Avoiding the in-laws isn't possible when they move across the street
Possibly even great -- and you can nudge it there by taking overdue steps toward owning who you are.
Meaning: No more excuses.
They never belonged in this relationship anyway. The aw-gee-sorry-stuck-at-work stuff is strictly for occasional use and/or with people you don't see often enough to warrant the effort to explain yourself. (If that; fibbing is hardly ideal.)
By using that approach constantly with your in-laws, you've left them to (a) conclude there's some bigger reason you're not coming, obviously, and (b) fill in the blanks themselves. This invites them to think the worst: "She hates us," "She's cold," or some unholy blend of the two.

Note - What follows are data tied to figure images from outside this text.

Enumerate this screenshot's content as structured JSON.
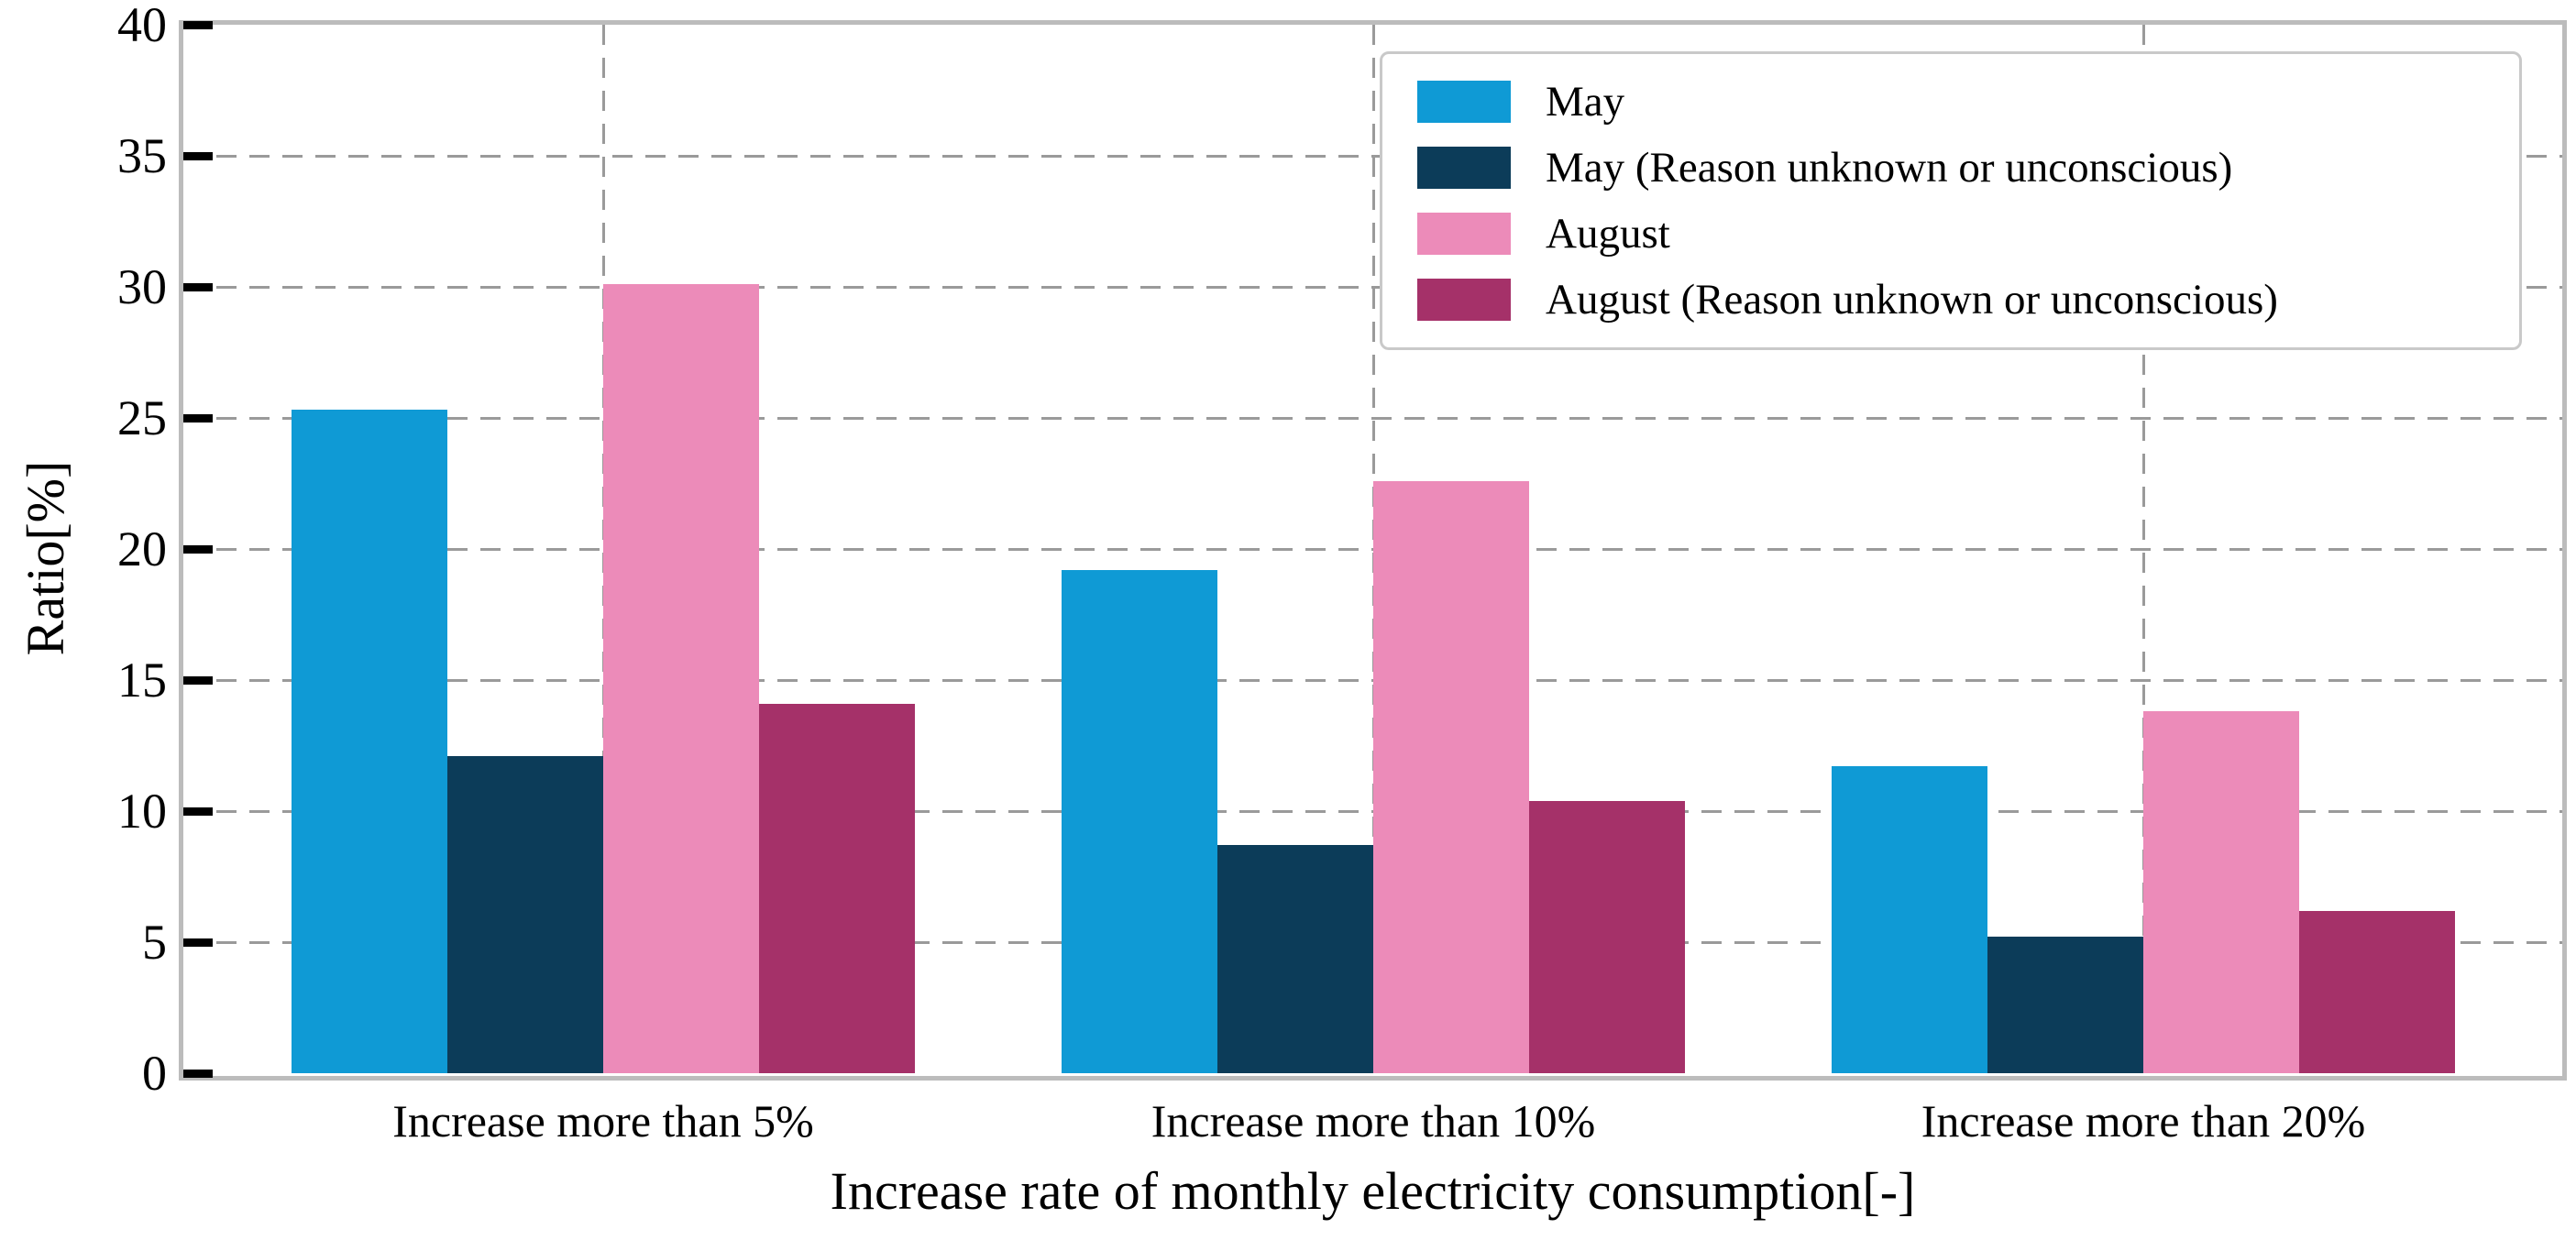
{
  "chart_data": {
    "type": "bar",
    "title": "",
    "categories": [
      "Increase more than 5%",
      "Increase more than 10%",
      "Increase more than 20%"
    ],
    "series": [
      {
        "name": "May",
        "color": "#0f9ad5",
        "values": [
          25.3,
          19.2,
          11.7
        ]
      },
      {
        "name": "May (Reason unknown or unconscious)",
        "color": "#0c3c59",
        "values": [
          12.1,
          8.7,
          5.2
        ]
      },
      {
        "name": "August",
        "color": "#ec8bb9",
        "values": [
          30.1,
          22.6,
          13.8
        ]
      },
      {
        "name": "August (Reason unknown or unconscious)",
        "color": "#a53169",
        "values": [
          14.1,
          10.4,
          6.2
        ]
      }
    ],
    "xlabel": "Increase rate of monthly electricity consumption[-]",
    "ylabel": "Ratio[%]",
    "ylim": [
      0,
      40
    ],
    "yticks": [
      0,
      5,
      10,
      15,
      20,
      25,
      30,
      35,
      40
    ],
    "grid": true,
    "grid_style": "dashed",
    "legend_position": "upper right"
  },
  "styles": {
    "grid_color": "#9a9a9a",
    "spine_color": "#bcbcbc",
    "tick_color": "#000000",
    "text_color": "#000000",
    "background": "#ffffff"
  }
}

The truth is that you do like them and aren't saying no because of who they are; you say no because of who you are. So say that.
"I am an introvert. I love you guys; I just need more alone time than most people. That's why you see me only about one visit out of four."
Deputize your husband to reinforce this message in and about your absence. "You know how she is, social in small doses." Follow-up version: "She says 'hi' and will see you Friday."
The ideal time to bring this up was when you first joined the family, but the parents' move opens a small, natural window to speak up now.
Consistency is what makes a message like yours feel true. Be warm, be confident your ways are perfectly normal, and -- on your terms -- be present: Choose a fair visit frequency, then stick to it.